Personal information
- Nationality: Australian
- Born: May 1984 (age 42) Toowoomba, Queensland

Sport
- Country: Australia
- Sport: Field hockey
- Event: Men's team

Medal record
Men's field hockey
Representing Australia
Olympic Games
| Bronze medal – third place | 2008 Beijing | Team |
Champions Trophy
| Gold medal – first place | 2008 Rotterdam | Team |
| Gold medal – first place | 2011 Auckland | Team |
| Gold medal – first place | 2012 Melbourne | Team |
Commonwealth Games
| Gold medal – first place | 2014 Glasgow | Team |
World Cup
| Gold medal – first place | 2010 New Delhi | Team |

= Kiel Brown =

Australian field hockey player

Kiel Brown (born May 1984) is an Australian field hockey player. He earned a bronze medal at the 2008 Summer Olympics and a gold medal at the 2011 Men's Hockey Champions Trophy.

==Personal==
Brown was born in May 1984 in Toowoomba, Queensland. He is from Western Australia. He is currently a university student, at Curtin University where he is studying psychology.

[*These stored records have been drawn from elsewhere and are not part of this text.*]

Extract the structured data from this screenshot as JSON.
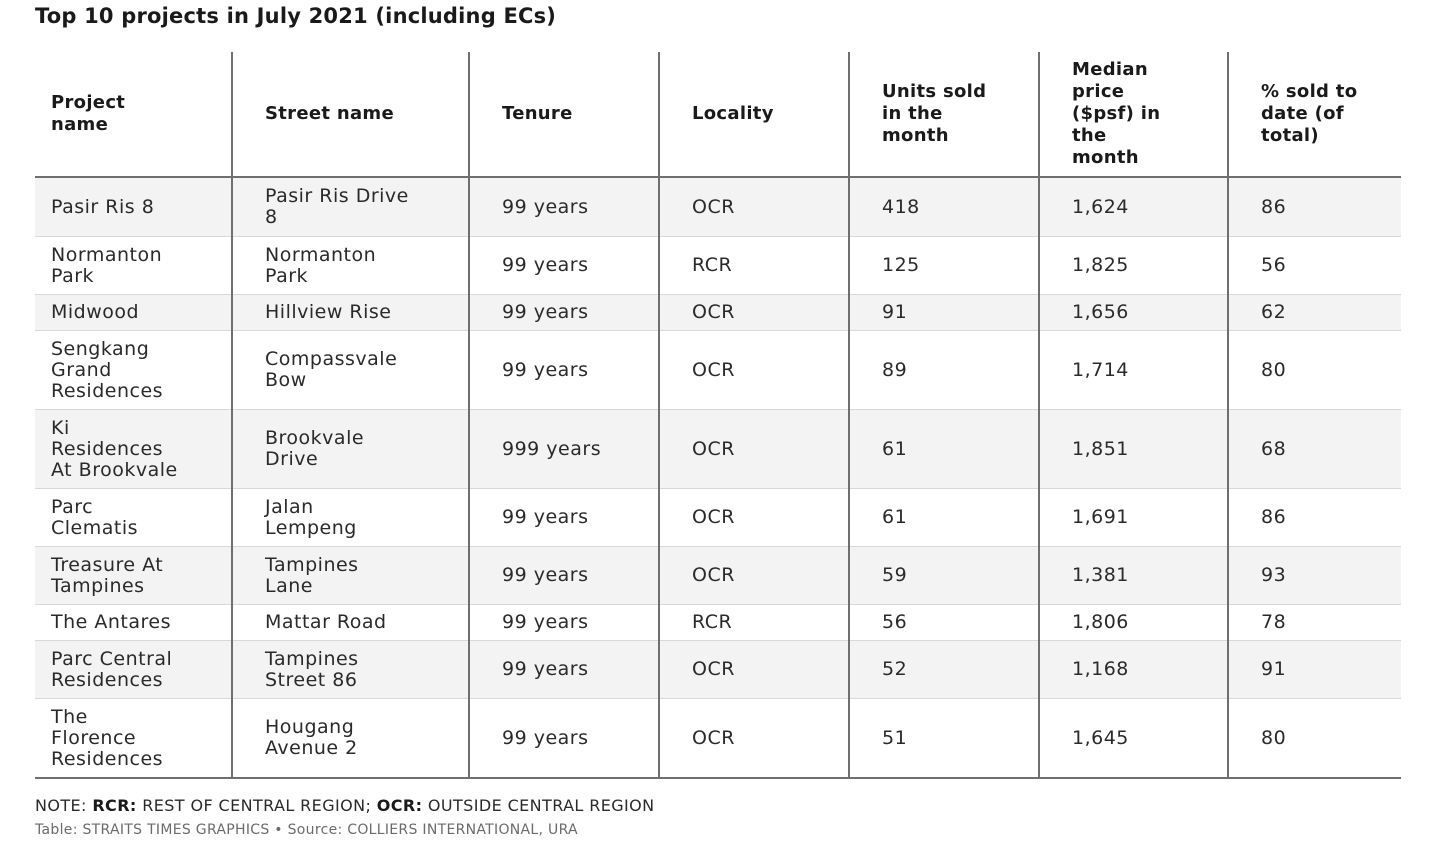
{
  "chart_data": {
    "type": "table",
    "title": "Top 10 projects in July 2021 (including ECs)",
    "columns": [
      "Project name",
      "Street name",
      "Tenure",
      "Locality",
      "Units sold in the month",
      "Median price ($psf) in the month",
      "% sold to date (of total)"
    ],
    "rows": [
      [
        "Pasir Ris 8",
        "Pasir Ris Drive 8",
        "99 years",
        "OCR",
        "418",
        "1,624",
        "86"
      ],
      [
        "Normanton Park",
        "Normanton Park",
        "99 years",
        "RCR",
        "125",
        "1,825",
        "56"
      ],
      [
        "Midwood",
        "Hillview Rise",
        "99 years",
        "OCR",
        "91",
        "1,656",
        "62"
      ],
      [
        "Sengkang Grand Residences",
        "Compassvale Bow",
        "99 years",
        "OCR",
        "89",
        "1,714",
        "80"
      ],
      [
        "Ki Residences At Brookvale",
        "Brookvale Drive",
        "999 years",
        "OCR",
        "61",
        "1,851",
        "68"
      ],
      [
        "Parc Clematis",
        "Jalan Lempeng",
        "99 years",
        "OCR",
        "61",
        "1,691",
        "86"
      ],
      [
        "Treasure At Tampines",
        "Tampines Lane",
        "99 years",
        "OCR",
        "59",
        "1,381",
        "93"
      ],
      [
        "The Antares",
        "Mattar Road",
        "99 years",
        "RCR",
        "56",
        "1,806",
        "78"
      ],
      [
        "Parc Central Residences",
        "Tampines Street 86",
        "99 years",
        "OCR",
        "52",
        "1,168",
        "91"
      ],
      [
        "The Florence Residences",
        "Hougang Avenue 2",
        "99 years",
        "OCR",
        "51",
        "1,645",
        "80"
      ]
    ]
  },
  "note": {
    "prefix": "NOTE: ",
    "rcr_key": "RCR:",
    "rcr_text": " REST OF CENTRAL REGION; ",
    "ocr_key": "OCR:",
    "ocr_text": " OUTSIDE CENTRAL REGION"
  },
  "source": "Table: STRAITS TIMES GRAPHICS • Source: COLLIERS INTERNATIONAL, URA"
}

In 2008, Brown gave a Melbourne-based reporter a tour of the 2008 Summer Olympics athlete quarters. He and his teammates brought blow up toys to the games, including blow up boxing kangaroos and crocodiles. He and his teammates also set up a slushy machine in their area of the athlete village. He was given a welcome pack when he got there that included "body wash, hand sanitiser and a USB drive." It did not contain condoms, an item which had been distributed to 2004 Summer Olympics competitors.

==Field hockey==
Brown is a midfielder.

===Club hockey===
Brown plays club hockey for Wesley South Perth and was with the team in 2007. He played in the 22nd round of the Men's Wizard Home Loans Cup against YMCA Coastal City where his team lost 6–2. He did not compete in the 2007 season finale because he was called up to the national team.

===National team===
Brown's first senior national cap came in 2007 against the Netherlands. He competed in the 2007 Champions Trophy competition for Australia. In December 2007, he was a member of the Kookaburras squad that competed in the Dutch Series in Canberra. In January 2008, he was a member of the senior national team that competed at the Five Nations men's hockey tournament in South Africa. In 2008, he competed at and earned a bronze medal at the 2008 Summer Olympics. These were his first Olympic Games. New national team coach Ric Charlesworth named him, a returning member, and fourteen total new players who had few than 10 national team caps to the squad before in April 2009 in a bid to ready the team for the 2010 Commonwealth Games. In 2010, he won a gold medal at the Delhi hosted World Cup. He and Rob Hammond were considered by team coaches as one of the major contributors to the team in helping them secure their medal. In May 2011, he played in the Azlan Shah Cup for Australia. The Cup featured teams from Pakistan, Malaysia, India, South Korea, Britain and New Zealand. In December 2011, he was named as one of twenty-eight players to be on the 2012 Summer Olympics Australian men's national training squad. This squad will be narrowed in June 2012. He trained with the team from 18 January to mid-March in Perth, Western Australia. In February during the training camp, he played in a four nations test series with the teams being the Kookaburras, Australia A Squad, the Netherlands and Argentina. At the 2014 Commonwealth Games, he was part of the Australian team that won the gold medal.